Notre Dame student newspaper and Holy Cross priest say that the university must change course for the better

[Notre Dame student newspaper and Holy Cross priest say that the university must change course for the better]

[That is, return to the Catholic values of its founder – not (as many think) Theodore (“Call me Fr. Ted”) Hesburgh of the mid to late 20th century but Fr. Edward Sorin of the mid 19th century]

From Cardinal Newman Society Report Card of 1/8/18 by Matt Archbold:

Notre Dame students urge university to reverse course

A University of Notre Dame student newspaper [The Irish Rover] published an open letter to the university’s president and administration asking, “Is Notre Dame no longer committed to the Catholic values that it testified to holding?”

The letter is in response to Notre Dame’s decision to voluntarily offer an insurance plan that provides contraceptives, after initiating a lawsuit to prevent the Obama administration from forcing it to do so.

“This reversal has left many dumbfounded—shocked that after a long and costly lawsuit in which Notre Dame asserted that it was against its Catholic values to play any part in providing contraceptives and abortifacients to employees and students, it would abruptly reverse course and willingly participate in such action,” the editorial staff of The Irish Rover wrote in December.

Priest: Notre Dame needs ‘major course correction’

The University of Notre Dame needs “a major course correction [if the university] is to remain faithful to the true vision that led the young French priest [Father Edward Sorin, CSC] to establish our school in 1842,” a Holy Cross priest and Notre Dame history professor told [The Irish Rover] a student newspaper.

On the 175th anniversary of Notre Dame’s founding, Father Bill Miscamble, CSC, reminded the university that its founder, Fr. Sorin, was “a priest of deep faith—a true missionary” who “understood that the ultimate purpose of the school he founded was not simply to perform good works, but rather to secure the salvation of souls.

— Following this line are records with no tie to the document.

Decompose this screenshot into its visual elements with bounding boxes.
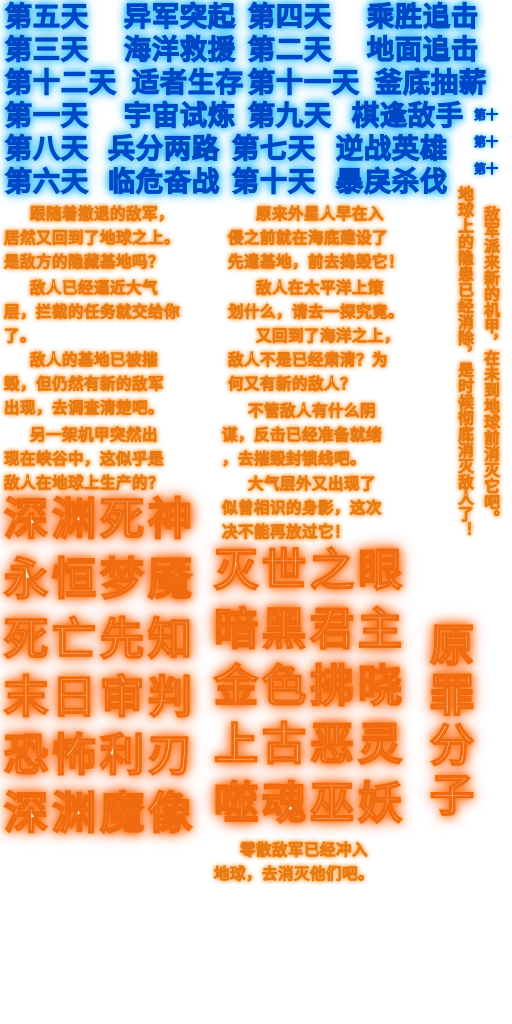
stage-title-day6: 第六天 bbox=[4, 167, 89, 198]
boss-name-world-eye: 灭世之眼 bbox=[213, 545, 406, 597]
story-p4-line2: 划什么，请去一探究竟。 bbox=[228, 303, 405, 322]
story-p7-line3: ，去摧毁封锁线吧。 bbox=[222, 450, 367, 469]
story-p10-line1: 零散敌军已经冲入 bbox=[240, 841, 369, 860]
boss-name-ancient-evil: 上古恶灵 bbox=[213, 719, 406, 771]
story-vertical-1: 敌军派来新的机甲，在未到地球前消灭它吧。 bbox=[482, 206, 501, 527]
stage-fragment-2: 第十 bbox=[474, 135, 499, 149]
stage-name-day4: 乘胜追击 bbox=[366, 2, 479, 33]
stage-name-day5: 异军突起 bbox=[123, 2, 236, 33]
stage-name-day7: 逆战英雄 bbox=[335, 134, 448, 165]
stage-name-day12: 适者生存 bbox=[131, 68, 244, 99]
story-p3-line3: 了。 bbox=[4, 327, 37, 346]
story-p2-line2: 侵之前就在海底建设了 bbox=[228, 229, 389, 248]
stage-name-day11: 釜底抽薪 bbox=[374, 68, 487, 99]
stage-name-day1: 宇宙试炼 bbox=[123, 101, 236, 132]
stage-name-day2: 地面追击 bbox=[366, 35, 479, 66]
boss-name-soul-lich: 噬魂巫妖 bbox=[213, 778, 406, 830]
stage-name-day10: 暴戾杀伐 bbox=[335, 167, 448, 198]
boss-name-terror-blade: 恐怖利刃 bbox=[3, 730, 196, 782]
story-p2-line3: 先遣基地，前去捣毁它！ bbox=[228, 253, 405, 272]
boss-name-death-prophet: 死亡先知 bbox=[3, 614, 196, 666]
stage-name-day8: 兵分两路 bbox=[107, 134, 220, 165]
boss-name-abyss-reaper: 深渊死神 bbox=[3, 494, 196, 546]
stage-title-day9: 第九天 bbox=[247, 101, 332, 132]
stage-fragment-3: 第十 bbox=[474, 162, 499, 176]
story-p10-line2: 地球，去消灭他们吧。 bbox=[214, 865, 375, 884]
story-p9-line3: 决不能再放过它！ bbox=[222, 523, 351, 542]
story-p5-line2: 敌人不是已经肃清？为 bbox=[228, 351, 389, 370]
story-p8-line2: 现在峡谷中，这似乎是 bbox=[4, 450, 165, 469]
story-p7-line2: 谋，反击已经准备就绪 bbox=[222, 426, 383, 445]
stage-title-day7: 第七天 bbox=[231, 134, 316, 165]
boss-name-vertical: 原罪分子 bbox=[421, 621, 474, 823]
story-p6-line1: 敌人的基地已被摧 bbox=[30, 351, 159, 370]
story-p5-line1: 又回到了海洋之上， bbox=[256, 327, 401, 346]
boss-name-doomsday-judgement: 末日审判 bbox=[3, 672, 196, 724]
stage-title-day8: 第八天 bbox=[4, 134, 89, 165]
story-p1-line2: 居然又回到了地球之上。 bbox=[4, 229, 181, 248]
stage-title-day3: 第三天 bbox=[4, 35, 89, 66]
stage-title-day10: 第十天 bbox=[231, 167, 316, 198]
stage-name-day6: 临危奋战 bbox=[107, 167, 220, 198]
stage-name-day9: 棋逢敌手 bbox=[351, 101, 464, 132]
stage-name-day3: 海洋救援 bbox=[123, 35, 236, 66]
stage-fragment-1: 第十 bbox=[474, 108, 499, 122]
boss-name-golden-dawn: 金色拂晓 bbox=[213, 661, 406, 713]
story-p3-line1: 敌人已经逼近大气 bbox=[30, 279, 159, 298]
story-p9-line2: 似曾相识的身影，这次 bbox=[222, 499, 383, 518]
boss-name-eternal-nightmare: 永恒梦魇 bbox=[3, 554, 196, 606]
story-p5-line3: 何又有新的敌人？ bbox=[228, 375, 357, 394]
stage-title-day5: 第五天 bbox=[4, 2, 89, 33]
story-p2-line1: 原来外星人早在入 bbox=[256, 205, 385, 224]
story-p6-line3: 出现，去调查清楚吧。 bbox=[4, 399, 165, 418]
boss-name-abyss-golem: 深渊魔像 bbox=[3, 788, 196, 840]
stage-title-day12: 第十二天 bbox=[4, 68, 117, 99]
story-p8-line3: 敌人在地球上生产的？ bbox=[4, 474, 165, 493]
stage-title-day2: 第二天 bbox=[247, 35, 332, 66]
story-p4-line1: 敌人在太平洋上策 bbox=[256, 279, 385, 298]
story-p1-line1: 跟随着撤退的敌军， bbox=[30, 205, 175, 224]
stage-title-day1: 第一天 bbox=[4, 101, 89, 132]
story-p8-line1: 另一架机甲突然出 bbox=[30, 426, 159, 445]
story-p3-line2: 层，拦截的任务就交给你 bbox=[4, 303, 181, 322]
story-p7-line1: 不管敌人有什么阴 bbox=[248, 402, 377, 421]
story-p1-line3: 是敌方的隐藏基地吗？ bbox=[4, 253, 165, 272]
story-vertical-2: 地球上的隐患已经消除，是时候彻底消灭敌人了！ bbox=[456, 186, 475, 539]
story-p6-line2: 毁，但仍然有新的敌军 bbox=[4, 375, 165, 394]
stage-title-day4: 第四天 bbox=[247, 2, 332, 33]
stage-title-day11: 第十一天 bbox=[247, 68, 360, 99]
boss-name-dark-lord: 暗黑君主 bbox=[213, 604, 406, 656]
story-p9-line1: 大气层外又出现了 bbox=[248, 475, 377, 494]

“Rather than winning souls for Christ, Notre Dame has given priority to its own aggrandizement,” Fr. Miscamble wrote in The Irish Rover. “It has been on a quest for success understood in primarily secular terms in which, with depressing frequency, image is chosen over substance, ratings are chosen over principles, and, ultimately, a false prestige is chosen over truth.”

Fr. Miscamble said that Notre Dame is “shunting aside the Catholic moral compass,” while working to retain only a “Catholic gloss,” fit only for “fundraising and marketing purposes.”